Happy disabled boy a on wheelchair is play and learn in the outdoor park with other people

A new study led by the Murdoch Children’s Research Institute has received funding to advance research into Charcot-Marie-Tooth (CMT) disease, the most common inherited nerve disorder.

The study secured a $10,000 CMT Australia research grant to better understand how to manage the condition in children and adolescents.

Murdoch Children’s Dr Rachel Kennedy will lead the study that aims to explore the role of exercise and nutrition in the management of paediatric CMT symptoms and develop exercise guidelines to better treat this condition.  

CMT is a lifelong degenerative condition that causes damage to the nerves, muscle weakness, sensory problems and difficulty walking, which usually start during childhood and progress over time.

Although there is no cure, people with CMT can use a variety of therapies and strategies to help manage their symptoms.  

“Evidence suggests exercise and Body Mass Index can lessen the effects of disease and disability in children with CMT,” Dr Kennedy said. 

“However, exercise is not universally acknowledged or encouraged as a valid therapy by clinicians, and there are no formal exercise guidelines or readily available evidence-based education for CMT.”

Dr Kennedy said formal guidelines and resources were urgently needed to help families and healthcare clinicians make informed choices around exercise for children with CMT.

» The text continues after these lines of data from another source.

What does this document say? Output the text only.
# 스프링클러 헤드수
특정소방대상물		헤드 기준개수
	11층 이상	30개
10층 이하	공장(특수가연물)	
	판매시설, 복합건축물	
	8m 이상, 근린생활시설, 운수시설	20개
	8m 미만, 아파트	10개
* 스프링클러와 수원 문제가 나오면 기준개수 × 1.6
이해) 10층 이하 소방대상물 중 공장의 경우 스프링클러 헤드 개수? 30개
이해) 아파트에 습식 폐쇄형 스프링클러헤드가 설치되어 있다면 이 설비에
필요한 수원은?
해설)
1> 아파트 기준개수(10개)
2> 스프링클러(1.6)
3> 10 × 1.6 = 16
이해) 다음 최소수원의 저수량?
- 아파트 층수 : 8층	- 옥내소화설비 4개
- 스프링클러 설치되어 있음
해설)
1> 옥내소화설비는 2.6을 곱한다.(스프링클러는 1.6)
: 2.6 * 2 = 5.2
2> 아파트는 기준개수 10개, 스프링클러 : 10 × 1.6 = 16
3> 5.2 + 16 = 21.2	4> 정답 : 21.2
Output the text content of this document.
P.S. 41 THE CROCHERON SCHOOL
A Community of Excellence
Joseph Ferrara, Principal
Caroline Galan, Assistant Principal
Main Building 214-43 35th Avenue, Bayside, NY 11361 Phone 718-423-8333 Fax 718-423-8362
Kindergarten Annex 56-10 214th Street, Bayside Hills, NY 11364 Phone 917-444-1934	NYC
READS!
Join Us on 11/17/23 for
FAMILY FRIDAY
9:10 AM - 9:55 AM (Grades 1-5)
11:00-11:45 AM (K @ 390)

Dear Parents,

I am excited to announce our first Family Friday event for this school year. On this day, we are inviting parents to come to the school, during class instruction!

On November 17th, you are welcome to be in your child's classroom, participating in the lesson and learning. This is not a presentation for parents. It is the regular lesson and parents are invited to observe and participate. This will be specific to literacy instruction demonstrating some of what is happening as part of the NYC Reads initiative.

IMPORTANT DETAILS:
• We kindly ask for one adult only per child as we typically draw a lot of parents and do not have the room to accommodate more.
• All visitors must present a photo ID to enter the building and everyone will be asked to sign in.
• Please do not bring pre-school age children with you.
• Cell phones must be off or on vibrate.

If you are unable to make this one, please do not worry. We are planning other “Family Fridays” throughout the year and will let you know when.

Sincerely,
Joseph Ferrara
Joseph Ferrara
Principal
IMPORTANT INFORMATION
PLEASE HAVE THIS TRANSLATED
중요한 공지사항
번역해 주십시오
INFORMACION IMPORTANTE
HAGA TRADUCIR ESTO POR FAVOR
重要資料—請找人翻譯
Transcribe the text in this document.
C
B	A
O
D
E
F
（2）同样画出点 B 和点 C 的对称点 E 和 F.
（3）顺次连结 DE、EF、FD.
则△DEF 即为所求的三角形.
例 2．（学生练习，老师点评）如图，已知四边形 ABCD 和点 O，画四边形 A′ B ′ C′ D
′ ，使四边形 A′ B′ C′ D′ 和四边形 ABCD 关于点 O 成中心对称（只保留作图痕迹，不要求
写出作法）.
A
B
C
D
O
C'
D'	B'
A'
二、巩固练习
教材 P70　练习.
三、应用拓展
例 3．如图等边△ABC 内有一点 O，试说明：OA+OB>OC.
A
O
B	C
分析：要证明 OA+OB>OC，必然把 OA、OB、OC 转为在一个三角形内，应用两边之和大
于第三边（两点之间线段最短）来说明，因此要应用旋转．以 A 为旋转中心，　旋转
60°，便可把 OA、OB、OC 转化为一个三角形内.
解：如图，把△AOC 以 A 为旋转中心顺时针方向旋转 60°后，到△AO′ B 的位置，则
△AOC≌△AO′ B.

Run in collaboration with CMT Australia, The Royal Children’s Hospital, The Children's Hospital at Westmead and Queensland Children's Hospital, the study will recruit children, families and community-based healthcare clinicians.

Dr Kennedy said she hoped this study would encourage greater uptake of physical activity and nutritional awareness for children, families and clinicians and help manage disability in children with CMT.

The study builds on recommendations from world-first clinical practice guidelines on CMT management developed by the Murdoch Children’s and international collaborators.

Dr Kennedy aims to raise an additional $9,734 through the crowdfunding platform Crowd Raiser to fund her research.